In contrast to these naturally evolving areas, the locations and themes of explicitly educational landscape areas are ordered and structured. The queing plaza demonstration garden was designed to showcase native vegetation -- from the beach dune to the bayhead -- in the context of a pleasant human environment. Generous seating areas, bicycle parking, a water fountain and restroom facilities within a landscape whose ecological design divides the areas into 50% shaded and green surfaces and 50% sunny open areas with respect to the shadow of the massive building and the low angle of the afternoon sun.
In addition to a second grant for educational signage from the Tampa Bay National Estuary Program, the landscape has has won two awards for native planting: the Florida Native Plant Society's Design with Natives Grand Award and a community design award for natural environment from the Hillsborough County City-County Planning Commission. Notwithstanding, Ekistics' Tom Levin, ASLA, AICP, was suddenly cognizant of its success as an attractant garden one night when that quality was clearly measurable in "the song of the frogs and crickets" that had long been absent from the site of the former Coca-Cola bottling plant.
The broad-reaching success of educational displays familiarizing people with such native vegetation is visible in the number of volunteers who rally to restore Florida's environment, including Leffis Key, a spoil island which Manatee County aims to restore to pre-1950's conditions with a grant from the Sarasota Bay National Estuary Program (SBNEP). Calling the Leffis Key Habitat Restoration a "landmark project" (it is one of 21 projects funded by the EPA through its estuary protection programs -- one of twelve at the time of funding), the director of SBNEP, Mark Alderson enthusiastically described the progression of "intertidal pools and sand dunes along the road that abutts the beach [as] 'dramatic' in and of themselves," made all the more spectacular by the view of the "Bahama-colored sea" that can be viewed from a land formation resembling an "Indian midden" atop the key.
Charged with redesigning the tidal environment at Leffis Key, Jack Gorzeman, Landscape Architect in Manatee County's Environmental Management Department, and Alan Burdett, an expert in coastal vegetation with the Florida Department of Environmental Protection, described the scientific precision of the planting succession from the shoreline.
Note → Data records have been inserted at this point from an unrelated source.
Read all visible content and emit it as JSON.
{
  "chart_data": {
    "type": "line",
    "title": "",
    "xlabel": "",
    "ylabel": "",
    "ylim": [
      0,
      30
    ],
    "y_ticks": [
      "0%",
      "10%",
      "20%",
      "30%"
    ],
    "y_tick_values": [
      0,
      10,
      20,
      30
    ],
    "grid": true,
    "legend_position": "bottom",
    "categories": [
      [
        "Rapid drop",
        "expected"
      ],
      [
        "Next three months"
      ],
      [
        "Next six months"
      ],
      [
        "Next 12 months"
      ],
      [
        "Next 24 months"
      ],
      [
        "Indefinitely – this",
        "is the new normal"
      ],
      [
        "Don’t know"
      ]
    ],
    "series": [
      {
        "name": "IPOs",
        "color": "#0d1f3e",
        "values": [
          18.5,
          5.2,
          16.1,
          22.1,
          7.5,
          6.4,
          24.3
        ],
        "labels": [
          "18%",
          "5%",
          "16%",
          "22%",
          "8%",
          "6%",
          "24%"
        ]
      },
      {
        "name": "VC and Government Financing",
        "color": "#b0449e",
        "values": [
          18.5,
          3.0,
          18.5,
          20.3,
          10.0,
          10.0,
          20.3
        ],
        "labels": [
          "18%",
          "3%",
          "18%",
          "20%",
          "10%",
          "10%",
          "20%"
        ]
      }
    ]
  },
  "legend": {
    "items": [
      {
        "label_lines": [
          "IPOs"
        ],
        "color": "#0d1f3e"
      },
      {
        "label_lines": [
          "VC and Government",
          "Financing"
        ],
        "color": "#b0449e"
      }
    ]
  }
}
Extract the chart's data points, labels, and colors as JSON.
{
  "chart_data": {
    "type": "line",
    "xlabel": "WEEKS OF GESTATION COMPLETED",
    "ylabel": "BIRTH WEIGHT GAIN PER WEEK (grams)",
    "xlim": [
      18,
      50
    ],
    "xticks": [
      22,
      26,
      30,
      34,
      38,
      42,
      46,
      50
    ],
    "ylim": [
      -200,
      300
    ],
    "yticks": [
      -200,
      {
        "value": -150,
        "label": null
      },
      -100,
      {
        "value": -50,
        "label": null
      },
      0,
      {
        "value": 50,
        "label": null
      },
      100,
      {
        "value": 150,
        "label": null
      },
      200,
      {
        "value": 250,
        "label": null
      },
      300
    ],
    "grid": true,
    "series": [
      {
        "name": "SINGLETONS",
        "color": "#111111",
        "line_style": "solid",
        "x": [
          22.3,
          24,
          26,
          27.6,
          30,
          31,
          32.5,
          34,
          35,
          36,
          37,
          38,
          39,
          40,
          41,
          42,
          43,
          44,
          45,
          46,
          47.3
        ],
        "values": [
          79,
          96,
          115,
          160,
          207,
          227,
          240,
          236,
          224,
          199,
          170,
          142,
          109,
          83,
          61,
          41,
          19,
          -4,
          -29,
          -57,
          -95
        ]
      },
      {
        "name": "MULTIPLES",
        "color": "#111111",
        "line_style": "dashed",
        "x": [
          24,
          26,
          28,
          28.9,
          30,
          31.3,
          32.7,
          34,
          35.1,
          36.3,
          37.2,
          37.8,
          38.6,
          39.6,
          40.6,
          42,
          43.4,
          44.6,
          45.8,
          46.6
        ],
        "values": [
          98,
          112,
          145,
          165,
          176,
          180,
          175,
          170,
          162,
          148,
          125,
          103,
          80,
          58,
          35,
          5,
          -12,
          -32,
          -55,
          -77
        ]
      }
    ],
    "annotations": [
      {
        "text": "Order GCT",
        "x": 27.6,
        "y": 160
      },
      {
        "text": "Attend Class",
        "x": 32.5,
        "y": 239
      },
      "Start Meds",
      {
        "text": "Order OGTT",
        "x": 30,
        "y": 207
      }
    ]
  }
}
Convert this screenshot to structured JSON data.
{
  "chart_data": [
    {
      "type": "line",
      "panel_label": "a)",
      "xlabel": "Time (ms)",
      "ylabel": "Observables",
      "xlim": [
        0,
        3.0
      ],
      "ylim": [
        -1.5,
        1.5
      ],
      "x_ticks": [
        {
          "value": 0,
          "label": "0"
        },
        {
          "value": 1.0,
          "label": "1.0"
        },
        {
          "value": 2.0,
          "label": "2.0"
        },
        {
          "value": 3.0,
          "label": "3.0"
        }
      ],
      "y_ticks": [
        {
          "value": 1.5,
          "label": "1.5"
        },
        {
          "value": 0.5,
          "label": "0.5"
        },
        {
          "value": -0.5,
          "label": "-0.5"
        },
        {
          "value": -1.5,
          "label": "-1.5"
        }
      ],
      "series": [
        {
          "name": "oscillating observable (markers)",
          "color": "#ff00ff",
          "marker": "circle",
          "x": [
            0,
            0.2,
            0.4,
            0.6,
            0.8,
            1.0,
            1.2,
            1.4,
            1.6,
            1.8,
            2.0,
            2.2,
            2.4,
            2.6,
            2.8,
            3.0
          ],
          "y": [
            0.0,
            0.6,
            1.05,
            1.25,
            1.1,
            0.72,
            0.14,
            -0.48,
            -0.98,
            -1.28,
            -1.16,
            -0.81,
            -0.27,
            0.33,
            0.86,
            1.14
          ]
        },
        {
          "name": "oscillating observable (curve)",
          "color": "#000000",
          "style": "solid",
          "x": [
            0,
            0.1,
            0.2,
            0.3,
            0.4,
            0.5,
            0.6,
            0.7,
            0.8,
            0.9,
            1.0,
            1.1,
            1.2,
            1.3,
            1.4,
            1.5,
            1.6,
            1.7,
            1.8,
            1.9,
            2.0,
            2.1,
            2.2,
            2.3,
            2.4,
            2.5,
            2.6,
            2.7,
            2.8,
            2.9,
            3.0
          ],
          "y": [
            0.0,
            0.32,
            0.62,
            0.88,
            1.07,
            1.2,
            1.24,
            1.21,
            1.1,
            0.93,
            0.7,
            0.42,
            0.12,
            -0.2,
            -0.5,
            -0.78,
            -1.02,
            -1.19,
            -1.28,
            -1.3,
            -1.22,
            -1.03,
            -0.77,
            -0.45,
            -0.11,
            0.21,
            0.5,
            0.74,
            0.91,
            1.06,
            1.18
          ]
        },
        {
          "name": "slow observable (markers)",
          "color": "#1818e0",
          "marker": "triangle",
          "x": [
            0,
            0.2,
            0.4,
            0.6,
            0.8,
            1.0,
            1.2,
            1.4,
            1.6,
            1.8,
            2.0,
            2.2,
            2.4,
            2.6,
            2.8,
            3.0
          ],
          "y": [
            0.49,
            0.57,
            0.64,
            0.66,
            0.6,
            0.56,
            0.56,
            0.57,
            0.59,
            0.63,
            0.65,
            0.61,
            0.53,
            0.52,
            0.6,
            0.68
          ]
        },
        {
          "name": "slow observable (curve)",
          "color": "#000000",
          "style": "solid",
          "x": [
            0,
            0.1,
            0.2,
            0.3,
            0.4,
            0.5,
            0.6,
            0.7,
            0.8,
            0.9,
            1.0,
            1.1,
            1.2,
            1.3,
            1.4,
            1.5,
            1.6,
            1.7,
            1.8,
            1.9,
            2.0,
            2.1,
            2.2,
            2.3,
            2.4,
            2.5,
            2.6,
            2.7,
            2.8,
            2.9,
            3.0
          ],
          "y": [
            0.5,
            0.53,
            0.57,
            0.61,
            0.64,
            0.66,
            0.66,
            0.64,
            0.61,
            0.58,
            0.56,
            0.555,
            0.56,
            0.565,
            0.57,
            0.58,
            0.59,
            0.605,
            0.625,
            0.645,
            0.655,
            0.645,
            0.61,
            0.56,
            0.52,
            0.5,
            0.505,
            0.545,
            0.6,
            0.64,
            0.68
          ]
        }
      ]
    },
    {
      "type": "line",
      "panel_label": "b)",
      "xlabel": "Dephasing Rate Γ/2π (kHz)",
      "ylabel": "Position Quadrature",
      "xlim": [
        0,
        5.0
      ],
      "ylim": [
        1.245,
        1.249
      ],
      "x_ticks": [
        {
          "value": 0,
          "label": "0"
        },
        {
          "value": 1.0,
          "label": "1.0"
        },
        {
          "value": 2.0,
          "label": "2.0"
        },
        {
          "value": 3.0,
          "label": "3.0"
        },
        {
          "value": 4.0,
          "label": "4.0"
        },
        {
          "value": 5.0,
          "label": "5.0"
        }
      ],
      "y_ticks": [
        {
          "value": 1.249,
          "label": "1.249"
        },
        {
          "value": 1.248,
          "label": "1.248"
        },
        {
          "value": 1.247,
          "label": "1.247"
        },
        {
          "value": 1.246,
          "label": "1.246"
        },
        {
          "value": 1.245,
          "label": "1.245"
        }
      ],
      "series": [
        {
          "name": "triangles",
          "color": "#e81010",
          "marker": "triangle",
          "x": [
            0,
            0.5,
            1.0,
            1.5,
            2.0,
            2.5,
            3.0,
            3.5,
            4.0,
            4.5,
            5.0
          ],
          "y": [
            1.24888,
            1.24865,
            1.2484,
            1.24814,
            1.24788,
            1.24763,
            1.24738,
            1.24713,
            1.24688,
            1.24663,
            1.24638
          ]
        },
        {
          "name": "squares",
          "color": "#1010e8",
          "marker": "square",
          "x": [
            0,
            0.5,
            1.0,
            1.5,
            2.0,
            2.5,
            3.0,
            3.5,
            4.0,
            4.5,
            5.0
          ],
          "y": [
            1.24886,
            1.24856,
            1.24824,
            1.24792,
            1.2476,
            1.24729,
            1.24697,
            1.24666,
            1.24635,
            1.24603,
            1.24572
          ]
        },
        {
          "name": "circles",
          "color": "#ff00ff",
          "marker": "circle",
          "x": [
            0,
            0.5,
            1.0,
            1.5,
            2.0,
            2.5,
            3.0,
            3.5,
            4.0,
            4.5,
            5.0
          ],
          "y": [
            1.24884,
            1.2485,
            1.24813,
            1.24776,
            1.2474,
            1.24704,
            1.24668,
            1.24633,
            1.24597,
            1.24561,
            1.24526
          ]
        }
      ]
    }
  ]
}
Devised relative to the designated sea level planes of tidal, intertidal, and drier zones, planting of over 20,000 marsh grasses -- smooth cordgrass, saltwater cordgrass, and salt jointgrass -- on the banks of the tidal ponds was accomplished entirely by volunteer labor, who thereby helped create a variety of habitats for fish, especially juvenile fish (necessarily a major object of restoration). Natural mangrove recruitment has rapidly occurred due to the mature mangroves bordering the created wetlands, though the upland required replanting of non-native species with native dune and coastal ridge plants, such as sea oats, beach elder, dune sunflower, southern red cedar, green buttonwood, sea grape, gumbo-limbo, hercules club, jamaica dogwood, and strangler fig.
A baywalk, which provides access to all comers, leads to an upland knoll constructed from excavated earth 26 feet high: as the highest point in coastal Manatee County, it affords a 360-degree view of Sarasota Bay and the Gulf of Mexico.